Marijan Novović

Personal information
- Born: 10 February 1947 Belgrade, PR Serbia, FPR Yugoslavia
- Died: 2 September 2013 (aged 66) Belgrade, Serbia
- Nationality: Serbian

Career information
- NBA draft: 1969: undrafted
- Playing career: 1964–1974
- Coaching career: 1974–2003

Career history

As a player:
- 1964–1973: OKK Beograd
- 1973–1974: Strombeek Beavers

As a coach:
- 1974–1975: Racing Club (assistant)
- 1975–1977: Sloboda Tuzla
- 1977–1978: Maribor
- 1980–1985: Gabon
- 1985–1987: Radnički Belgrade
- 1987–1988: Proleter Zrenjanin
- 1988–1989: Kolubara
- 1990–1992: OKK Beograd
- 1992–1993: Facilizing Caserta
- 1993–1994: NP Battipaglia
- 1998–1999: Crvena zvezda (Women's)
- 2001: North Korea U-22
- 2001–2003: Tunisia

= Marijan Novović =

Serbian basketball player and coach

Marijan Novović (Маријан Нововић; February 10, 1947 – September 5, 2013), also known by his nickname Šilja, was a Serbian basketball coach and player.

== Playing career ==
In his playing days, he spent his career with OKK Beograd of the Yugoslav League, before finishing his playing career with Belgian side Strombeek Beavers.

== Coaching career ==
Novović started his coaching career as an assistant coach for Racing Club de France (France).
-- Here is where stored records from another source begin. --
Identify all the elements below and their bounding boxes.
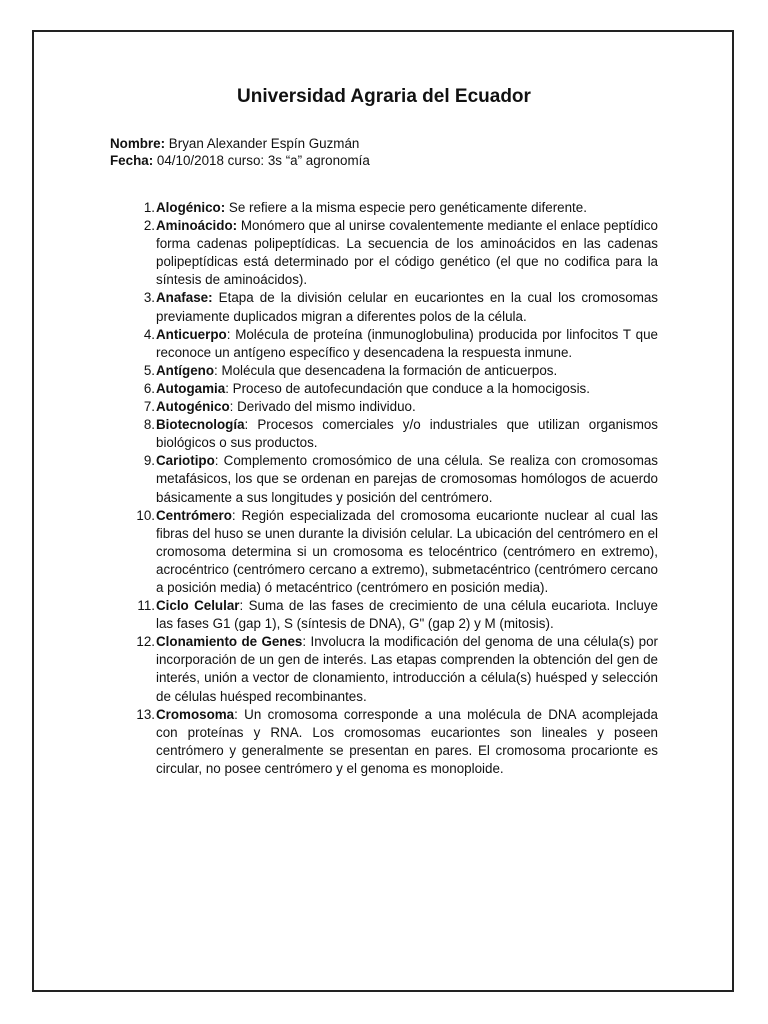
definition-text: : Involucra la modificación del genoma de una célula(s) por incorporación de un gen de interés. Las etapas comprenden la obtención del gen de interés, unión a vector de clonamiento, introducción a célula(s) huésped y selección de células huésped recombinantes. (156, 634, 659, 704)
item-number: 13. (136, 706, 155, 722)
document-title: Universidad Agraria del Ecuador (237, 86, 531, 107)
definition-text: : Procesos comerciales y/o industriales que utilizan organismos biológicos o sus productos. (156, 417, 658, 451)
item-number: 2. (143, 218, 155, 234)
definition-item (136, 633, 659, 705)
definition-item (143, 289, 658, 325)
definition-item (143, 380, 658, 398)
definition-term: Autogamia (156, 380, 226, 396)
definition-item (143, 452, 658, 506)
definition-item (143, 326, 658, 362)
definition-text: : Suma de las fases de crecimiento de una célula eucariota. Incluye las fases G1 (gap 1), S (síntesis de DNA), G" (gap 2) y M (mitosis). (156, 598, 658, 632)
definition-text: : Complemento cromosómico de una célula. Se realiza con cromosomas metafásicos, los que se ordenan en parejas de cromosomas homólogos de acuerdo básicamente a sus longitudes y posición del centrómero. (156, 453, 658, 505)
definition-text: : Molécula de proteína (inmunoglobulina) producida por linfocitos T que reconoce un antígeno específico y desencadena la respuesta inmune. (156, 326, 658, 360)
name-label: Nombre: (110, 136, 166, 151)
definition-term: Anticuerpo (156, 326, 227, 342)
name-value: Bryan Alexander Espín Guzmán (168, 136, 360, 151)
definition-term: Alogénico: (156, 200, 226, 215)
definition-term: Biotecnología (156, 417, 245, 433)
definition-term: Clonamiento de Genes (156, 634, 303, 650)
item-number: 5. (143, 362, 155, 378)
item-number: 1. (143, 200, 155, 215)
definition-text: : Molécula que desencadena la formación de anticuerpos. (214, 362, 558, 378)
definition-item (136, 706, 658, 778)
definition-item (143, 362, 658, 380)
definition-text: : Un cromosoma corresponde a una molécula de DNA acomplejada con proteínas y RNA. Los cromosomas eucariontes son lineales y poseen centrómero y generalmente se presentan en pares. El cromosoma procarionte es circular, no posee centrómero y el genoma es monoploide. (156, 706, 658, 776)
student-info (110, 135, 370, 169)
definition-item (143, 416, 658, 452)
item-number: 4. (143, 326, 155, 342)
definition-term: Cromosoma (156, 706, 235, 722)
item-number: 8. (143, 417, 155, 433)
definition-text: Etapa de la división celular en eucariontes en la cual los cromosomas previamente duplicados migran a diferentes polos de la célula. (156, 290, 658, 324)
definition-term: Cariotipo (156, 453, 215, 469)
date-line (110, 152, 370, 169)
item-number: 10. (136, 507, 155, 523)
definition-term: Aminoácido: (156, 218, 238, 234)
definition-term: Centrómero (156, 507, 232, 523)
item-number: 11. (137, 598, 155, 614)
definition-term: Ciclo Celular (156, 598, 240, 614)
name-line (110, 135, 370, 152)
definitions-list (136, 199, 659, 778)
item-number: 3. (143, 290, 155, 306)
date-label: Fecha: (110, 153, 154, 168)
definition-text: Se refiere a la misma especie pero genéticamente diferente. (228, 200, 587, 215)
definition-term: Autogénico (156, 399, 230, 415)
definition-text: : Proceso de autofecundación que conduce a la homocigosis. (225, 380, 590, 396)
definition-term: Anafase: (156, 290, 213, 306)
definition-item (136, 507, 658, 597)
item-number: 7. (143, 399, 155, 415)
item-number: 6. (143, 380, 155, 396)
definition-term: Antígeno (156, 362, 215, 378)
definition-text: : Región especializada del cromosoma eucarionte nuclear al cual las fibras del huso se unen durante la división celular. La ubicación del centrómero en el cromosoma determina si un cromosoma es telocéntrico (centrómero en extremo), acrocéntrico (centrómero cercano a extremo), submetacéntrico (centrómero cercano a posición media) ó metacéntrico (centrómero en posición media). (156, 507, 658, 595)
definition-item (137, 597, 658, 633)
item-number: 12. (136, 634, 155, 650)
item-number: 9. (143, 453, 155, 469)
definition-text: : Derivado del mismo individuo. (229, 399, 416, 415)
definition-item (143, 398, 658, 416)
definition-text: Monómero que al unirse covalentemente mediante el enlace peptídico forma cadenas polipeptídicas. La secuencia de los aminoácidos en las cadenas polipeptídicas está determinado por el código genético (el que no codifica para la síntesis de aminoácidos). (156, 218, 658, 288)
definition-item (143, 217, 658, 289)
date-value: 04/10/2018 curso: 3s “a” agronomía (156, 153, 370, 168)
definition-item (143, 199, 658, 217)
Later, he coached Sloboda Tuzla, Maribor, Radnički Belgrade and OKK Beograd of the Yugoslav First Federal League. He also spent two seasons in Italy where he coached and Pallacanestro Battipaglia from Salerno.

He also coached the senior national teams of Gabon and Tunisia and the U22 national team of North Korea.